Cumbria Police infringed teacher's human rights
A teacher's human rights have been "unjustifiably" infringed by Cumbria Police, a High Court judge has ruled.
The PE teacher, who cannot be named, was investigated after an 18-year-old made an allegation of harassment.
He said the detail on his criminal record was a "killer blow" to his career. But, the force did not remove it, despite no charges being brought.
Mr Justice Stuart-Smith agreed the force's refusal had infringed the 44-year-old teacher's human rights.
'Disproportionate and unjustifiable'
The judge announced his decision in a written ruling after a hearing at the High Court in London in March.
Cumbria Police's decision was a "disproportionate and unjustifiable" breach of the man's right to private life - enshrined in the European Convention on Human Rights, said Mr Justice Stuart-Smith.

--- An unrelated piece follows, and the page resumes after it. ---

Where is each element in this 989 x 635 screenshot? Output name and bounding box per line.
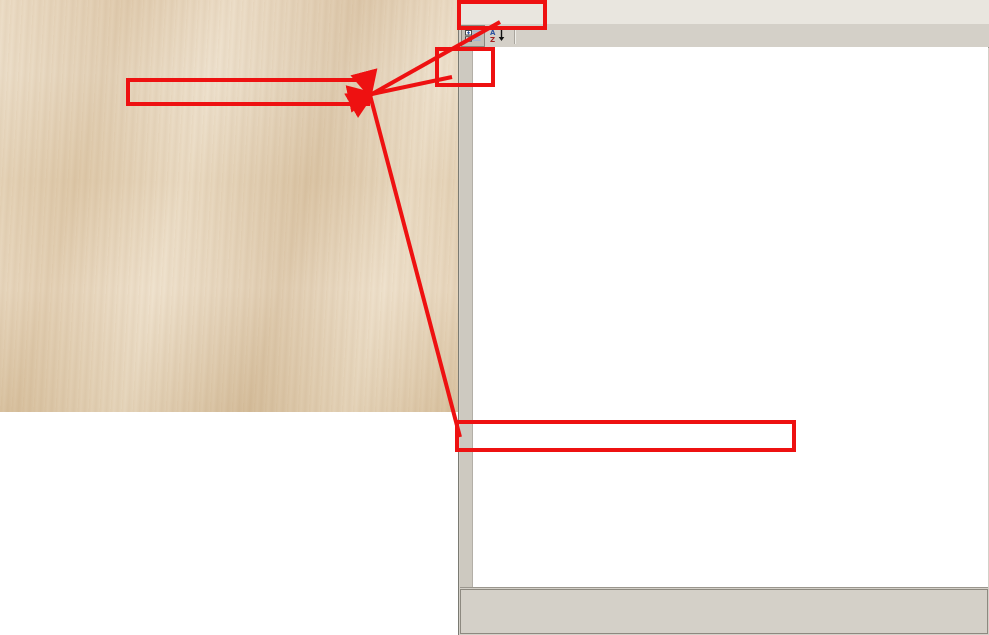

The force had investigated the teenager's complaint and concluded "no further action" should be taken - and disclosure of the allegation had dealt a "killer blow" to the teacher's employment prospects, said the judge.
"In my judgment, any proper balancing exercise comes down in favour of the conclusion that this interference with the teacher's Article 8 rights is disproportionate and unjustifiable, particularly in a jurisdiction where people are generally to be presumed innocent until proved guilty," Mr Justice Stuart-Smith said.
The teacher is expected to seek damages.